On the riverbank with your own best advice
Learn to trust and hold yourself to the perspective and advice you give those closest to your heart and to detangle the ever-changing river of our experience and examine the connection between our thoughts, feelings, and actions at a given moment.
My reflections & quick writing prompts:
In an effort to stick to my New Years intention of writing when it comes to me in a moment and not over-analyzing or planning for it - and posting out into the world when, maybe, it’s all come together coherently. Having said that, my main New Years intention is to learn to be there for myself in the best ways. In some ways these beautiful last 25 years have been training of sorts (for me at least) in how to be there for others: as a child for your parent, as a teen with friends and family, and in your college years with your friends).
Aspiring with this intention in mind, I'm holding myself to FOLLOW MY OWN BEST ADVICE. I mean the advice you give friends with your clearest head and heart in their hardest moments. I've told myself to write these clear thoughts down if I need to, but I'm generally reminding myself to reflect on my actions and process my own journey with this little avatar-of-advice on my shoulder.
What did I actually do today to move my body, as slowly as I must, to help clear my head or channel my energy?
How did I nourish my brain and body to deal with the stressors and experiences of the day, and how can I plan in ways to make it easier to fuel myself tomorrow regardless?
If I felt panic or an intense moment, did I reflect on it and how I can move on to feel truly calm and satisfied in my body and mind - or did I linger on how said feeling or moment's intensity was affecting me, letting it send tendrils out to change my patterns and ways of processing?
Am I being generous with myself and trusting my journey and decisions, believing in myself as I navigate the world and make decisions? Or am I letting myself linger on past decisions and experiences feeding a lack of self-trust and inhibiting myself to trust my future?
One quick meditation or thought loop I have been working more mindfully with myself is: how to see myself as beyond my emotional or physical state - on the riverbank, say, of a river as calm or tumultuous as it comes. We are not our thoughts or feelings or body failures.
One way for me to linger in this is to imagine myself dealing with the stimulus of life and my own emotional current in a churning river of this experience, and to pull back and identify what major flows are coming through -
What stimulus came from you environment that affects this river during the day?
How do the zaps of your day affect the flow?
What was the dominating feeling inside your body of feeling caught up in the current?
How does this feeling change as I imagine myself, drying in the air of the riverbank, and slowly breathing in deeply as I try to name what I see if I replay the whole experience from the new viewpoint?

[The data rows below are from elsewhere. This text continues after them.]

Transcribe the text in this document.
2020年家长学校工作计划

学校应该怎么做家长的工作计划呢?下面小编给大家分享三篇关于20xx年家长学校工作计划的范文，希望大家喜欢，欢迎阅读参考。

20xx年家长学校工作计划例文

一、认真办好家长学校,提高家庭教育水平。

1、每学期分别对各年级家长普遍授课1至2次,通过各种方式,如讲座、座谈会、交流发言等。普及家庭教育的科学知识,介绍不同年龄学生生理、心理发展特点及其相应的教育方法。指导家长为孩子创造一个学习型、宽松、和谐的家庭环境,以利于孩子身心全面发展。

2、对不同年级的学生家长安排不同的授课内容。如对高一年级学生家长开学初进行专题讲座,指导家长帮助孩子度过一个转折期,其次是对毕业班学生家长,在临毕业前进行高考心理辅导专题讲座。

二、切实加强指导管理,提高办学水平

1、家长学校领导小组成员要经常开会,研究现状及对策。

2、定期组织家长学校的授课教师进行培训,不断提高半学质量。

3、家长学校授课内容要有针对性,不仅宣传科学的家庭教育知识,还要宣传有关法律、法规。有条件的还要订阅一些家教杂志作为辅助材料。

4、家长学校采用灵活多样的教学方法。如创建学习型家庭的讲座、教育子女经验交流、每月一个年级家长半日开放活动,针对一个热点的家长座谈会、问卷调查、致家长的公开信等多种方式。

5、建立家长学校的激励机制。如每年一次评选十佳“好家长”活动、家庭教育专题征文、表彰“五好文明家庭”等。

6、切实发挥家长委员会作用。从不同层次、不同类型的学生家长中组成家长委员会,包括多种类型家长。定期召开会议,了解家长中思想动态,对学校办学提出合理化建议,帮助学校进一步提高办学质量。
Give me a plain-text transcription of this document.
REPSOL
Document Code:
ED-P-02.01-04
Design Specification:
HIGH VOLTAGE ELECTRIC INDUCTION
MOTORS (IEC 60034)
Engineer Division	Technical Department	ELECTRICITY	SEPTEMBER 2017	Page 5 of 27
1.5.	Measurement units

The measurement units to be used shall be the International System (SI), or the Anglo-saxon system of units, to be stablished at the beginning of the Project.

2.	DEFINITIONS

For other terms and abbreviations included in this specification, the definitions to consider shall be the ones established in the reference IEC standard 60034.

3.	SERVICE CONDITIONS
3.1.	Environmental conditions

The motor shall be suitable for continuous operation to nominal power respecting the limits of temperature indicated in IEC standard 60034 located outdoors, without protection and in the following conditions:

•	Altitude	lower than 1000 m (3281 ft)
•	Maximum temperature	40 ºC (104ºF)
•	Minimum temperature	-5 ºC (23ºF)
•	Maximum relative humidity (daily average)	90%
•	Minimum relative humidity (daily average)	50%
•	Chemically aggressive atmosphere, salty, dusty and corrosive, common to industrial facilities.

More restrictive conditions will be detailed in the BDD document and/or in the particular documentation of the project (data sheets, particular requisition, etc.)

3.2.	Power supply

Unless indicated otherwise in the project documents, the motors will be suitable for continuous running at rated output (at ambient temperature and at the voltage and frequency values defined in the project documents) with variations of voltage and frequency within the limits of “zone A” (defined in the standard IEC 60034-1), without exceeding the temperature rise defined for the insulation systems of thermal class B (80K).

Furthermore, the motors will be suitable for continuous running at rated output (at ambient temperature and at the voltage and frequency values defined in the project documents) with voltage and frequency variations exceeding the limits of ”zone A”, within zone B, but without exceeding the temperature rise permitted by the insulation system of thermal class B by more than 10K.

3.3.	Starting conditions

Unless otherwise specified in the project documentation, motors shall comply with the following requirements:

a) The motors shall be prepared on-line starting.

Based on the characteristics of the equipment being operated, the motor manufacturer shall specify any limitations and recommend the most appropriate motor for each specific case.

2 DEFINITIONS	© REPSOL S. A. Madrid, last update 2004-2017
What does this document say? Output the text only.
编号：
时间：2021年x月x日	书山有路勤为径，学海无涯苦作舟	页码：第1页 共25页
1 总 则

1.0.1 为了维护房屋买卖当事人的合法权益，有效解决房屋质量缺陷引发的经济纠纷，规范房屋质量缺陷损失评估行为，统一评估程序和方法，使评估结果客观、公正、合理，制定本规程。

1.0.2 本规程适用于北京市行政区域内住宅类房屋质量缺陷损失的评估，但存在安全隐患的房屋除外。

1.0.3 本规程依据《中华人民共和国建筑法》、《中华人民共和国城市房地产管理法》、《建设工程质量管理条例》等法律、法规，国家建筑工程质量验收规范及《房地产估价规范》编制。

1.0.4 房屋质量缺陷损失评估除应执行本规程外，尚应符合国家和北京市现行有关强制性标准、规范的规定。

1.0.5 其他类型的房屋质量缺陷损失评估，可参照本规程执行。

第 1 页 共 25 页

For me, the real magic of this way of thinking, especially when my mind is ruminating more anxiously, comes in these chaotic moments - when I can pause and convince myself that it is useful for my brain and might help me better process. By aspiring to name and ultimately put words to my feeling and experience, using the river as an image of this internal flow, my breath slows as my mental gaze turns inward and these tide-changing experiences feel less present in my body. It’s the mental act of “tabling” the things that you’ve noticed really resonate within you, with the intention of reflecting on them later from a clearer mind-and-heart-set, and thus it no longer need dictate your current experience in your body and mind.
“Being on the riverbank with my own best advice,” so to speak, has been a rewarding and healing process for me. Ultimately, I feel I am building towards a level of mindfulness where my body can be more attuned to the heart-fluttering, breath-changing moments of positivity, so when they come along I pause mindfully as the river changes its swell and jump in to feel all the pleasurable intensity.